Hell in Syria. Indifference in America.

In Syria, more than 40,000 people have been murdered; millions have been forced to flee; countless souls have been psychologically and physically scarred for life; entire villages, towns and farming communities no longer exist; and throngs of desperate, starving children have lost both their parents and their homes.

On December 30th, Senators McCain, Lieberman and Graham published an op-ed entitled Syria’s Descent into Hell. I urge you to read it. Contemplate the Assad regime’s unleashing of evil and the moral depravity of the American regime’s response. Here are three excerpts:


The world has failed to stop this slaughter. President Obama has declared that his ‘red line’ is Assad’s use of chemical weapons. Many Syrians, however, have told us that they see the U.S. red line as a green light for Assad to use all other weapons of war to massacre them with impunity …

For months we have argued … that the United States, together with our allies in Europe and the Middle East, must do more to stop the killing in Syria and to provide help to moderate forces among the opposition. Specifically, we have advocated providing weapons directly to vetted rebel groups and establishing a no-fly zone over part of Syria. Neither course would require putting U.S. troops on the ground or acting alone. Key allies have made clear again and again their hope for stronger American leadership and their frustration that the United States has been sitting on the sidelines …

Most distressing of all are the swiftly deteriorating humanitarian conditions in Syria. … Recent visitors to Aleppo have told us they saw no sign of U.S. aid there, nor were local Syrians aware of any American assistance. … [This has created] opportunities for extremist groups to provide relief services and thereby win even greater support from the Syrian people. To many, these extremists appear to be the only ones stepping in to help Syrians in the fight. Meanwhile, moderates in the Syrian opposition are being discredited and undercut by our lack of support.

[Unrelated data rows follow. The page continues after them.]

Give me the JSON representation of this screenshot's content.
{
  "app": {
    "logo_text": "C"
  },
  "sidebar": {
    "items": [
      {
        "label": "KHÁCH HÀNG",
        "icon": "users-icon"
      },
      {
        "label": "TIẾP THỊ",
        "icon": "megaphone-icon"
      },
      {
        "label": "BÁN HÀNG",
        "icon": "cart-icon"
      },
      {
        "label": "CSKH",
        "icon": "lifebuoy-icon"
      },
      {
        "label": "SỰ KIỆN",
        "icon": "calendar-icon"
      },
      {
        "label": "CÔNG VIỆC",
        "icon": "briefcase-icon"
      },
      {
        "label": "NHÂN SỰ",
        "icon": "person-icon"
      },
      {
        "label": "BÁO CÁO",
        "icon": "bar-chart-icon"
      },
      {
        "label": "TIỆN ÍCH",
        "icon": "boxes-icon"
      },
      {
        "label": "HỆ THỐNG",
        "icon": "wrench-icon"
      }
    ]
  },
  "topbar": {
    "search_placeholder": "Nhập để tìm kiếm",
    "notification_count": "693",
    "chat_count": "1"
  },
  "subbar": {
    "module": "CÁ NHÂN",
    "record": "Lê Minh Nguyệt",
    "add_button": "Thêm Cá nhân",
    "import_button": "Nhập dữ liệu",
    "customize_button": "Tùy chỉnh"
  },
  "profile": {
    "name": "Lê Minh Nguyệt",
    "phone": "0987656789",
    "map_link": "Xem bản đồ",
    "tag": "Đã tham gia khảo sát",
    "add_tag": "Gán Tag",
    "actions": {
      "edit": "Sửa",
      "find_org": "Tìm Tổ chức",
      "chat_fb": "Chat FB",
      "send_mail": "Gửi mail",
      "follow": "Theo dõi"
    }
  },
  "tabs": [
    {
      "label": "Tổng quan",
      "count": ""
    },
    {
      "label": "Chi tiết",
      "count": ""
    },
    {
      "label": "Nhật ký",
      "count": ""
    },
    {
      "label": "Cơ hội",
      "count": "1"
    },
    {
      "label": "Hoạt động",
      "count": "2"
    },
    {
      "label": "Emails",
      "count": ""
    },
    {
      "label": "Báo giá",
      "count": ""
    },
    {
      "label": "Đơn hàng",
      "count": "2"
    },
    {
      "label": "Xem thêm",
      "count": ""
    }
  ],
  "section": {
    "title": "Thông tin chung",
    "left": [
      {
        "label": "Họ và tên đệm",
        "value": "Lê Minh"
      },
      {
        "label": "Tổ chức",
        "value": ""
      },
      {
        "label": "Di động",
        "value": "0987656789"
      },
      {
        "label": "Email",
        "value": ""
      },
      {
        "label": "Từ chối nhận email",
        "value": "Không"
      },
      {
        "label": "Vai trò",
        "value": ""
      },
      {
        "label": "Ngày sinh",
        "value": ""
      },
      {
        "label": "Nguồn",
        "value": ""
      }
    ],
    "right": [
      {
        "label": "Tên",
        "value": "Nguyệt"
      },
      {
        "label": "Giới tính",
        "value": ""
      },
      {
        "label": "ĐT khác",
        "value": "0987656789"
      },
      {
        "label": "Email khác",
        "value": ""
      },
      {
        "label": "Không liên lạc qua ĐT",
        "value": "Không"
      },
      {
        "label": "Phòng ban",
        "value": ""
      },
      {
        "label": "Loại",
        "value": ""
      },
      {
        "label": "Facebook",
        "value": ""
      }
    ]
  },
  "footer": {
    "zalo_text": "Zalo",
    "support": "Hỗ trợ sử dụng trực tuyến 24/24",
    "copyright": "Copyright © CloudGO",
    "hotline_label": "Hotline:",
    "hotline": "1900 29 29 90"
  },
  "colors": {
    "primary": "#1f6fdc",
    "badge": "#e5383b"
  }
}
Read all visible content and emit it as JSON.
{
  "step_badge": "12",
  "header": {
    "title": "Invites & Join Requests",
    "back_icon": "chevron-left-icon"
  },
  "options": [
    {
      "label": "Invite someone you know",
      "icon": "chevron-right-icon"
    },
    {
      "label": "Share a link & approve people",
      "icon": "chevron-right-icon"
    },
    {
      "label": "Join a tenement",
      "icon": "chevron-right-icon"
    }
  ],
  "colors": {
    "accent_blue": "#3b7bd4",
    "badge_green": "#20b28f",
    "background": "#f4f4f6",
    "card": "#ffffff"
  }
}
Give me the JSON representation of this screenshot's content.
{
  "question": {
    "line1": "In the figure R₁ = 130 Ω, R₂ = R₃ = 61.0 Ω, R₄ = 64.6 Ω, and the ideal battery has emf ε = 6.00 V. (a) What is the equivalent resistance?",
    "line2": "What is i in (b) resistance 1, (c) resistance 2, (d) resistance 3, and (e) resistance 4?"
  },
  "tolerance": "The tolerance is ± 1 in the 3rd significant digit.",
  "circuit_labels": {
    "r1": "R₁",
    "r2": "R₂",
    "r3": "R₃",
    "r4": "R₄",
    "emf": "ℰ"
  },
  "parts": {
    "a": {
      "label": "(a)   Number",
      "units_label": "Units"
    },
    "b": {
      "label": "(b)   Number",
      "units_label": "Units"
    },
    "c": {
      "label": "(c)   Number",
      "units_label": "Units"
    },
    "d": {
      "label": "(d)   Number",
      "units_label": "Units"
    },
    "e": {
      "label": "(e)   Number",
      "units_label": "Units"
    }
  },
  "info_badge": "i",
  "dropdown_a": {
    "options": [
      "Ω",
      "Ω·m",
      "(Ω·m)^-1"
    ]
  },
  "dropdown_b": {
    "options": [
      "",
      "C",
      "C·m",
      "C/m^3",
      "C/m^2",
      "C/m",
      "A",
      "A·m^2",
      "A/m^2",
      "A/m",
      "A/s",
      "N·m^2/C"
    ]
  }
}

Nowhere is the lack of a moral compass more evident than in the Obama administration’s Syria policy – a policy indifferent to human suffering and destructive of Middle Eastern struggles for democracy. In response to the slaughter, the disappearances, the torture, the executions, the bombing of towns, the terrorizing, maiming and imprisoning of children, and the targeting of religious groups, official American policy has been to do nothing. Before America did nothing, it did positive harm; Recall that President Obama and Secretary Clinton picked the brutal Assad as Middle East “peace intermediary,” thereby emboldening and elevating him. In (non)response to the Syrian cataclysm, the administration has:

  • Deferred to the U.N. Security Council, which it knew would veto any meaningful action
  • Obstructed or diluted every substantive congressional proposal
  • Rejected France’s call for a humanitarian corridor and Turkey’s plea for a stronger response
  • Accepted a Russian-backed U.N. plan which did not call for Assad to step down
  • Failed to make a moral case for the Syrian people

Rather than succumbing to the indifference that the Obama administration encourages, let us record the tragic sequence of Assad’s annihilationist policies: In response to peaceful pro-democracy protests, Assad employed heavy artillery to gun the people down. When state brutality only fanned the rebellion, he employed tanks, attack helicopters, and fighter jets against rebels and civilians alike. When that didn’t do the trick, he launched Scud missiles at the people. He now prepares, and by many accounts is already employing, chemical weapons.

The evil taking place in Syria is not Syria’s alone, and it will affect us eventually. Russia continues to abet the regime. Iran actively supports it. Hezbollah is fighting in Syria. Al Qaeda is exploiting the vacuum created by U.S. policy, using Syrian despair at American indifference to recruit Syrians. Turkey, Lebanon, Iraq, Jordan, and Israel face grave instability; Syrian war might ignite wider conflict.

I agree with the Senators:

“If we remain on the current course, future historians are likely to record the slaughter of innocent Syrians, and the resulting harm done to America’s national interests and moral standing, as a shameful failure of U.S. leadership and one of the darker chapters in our history.”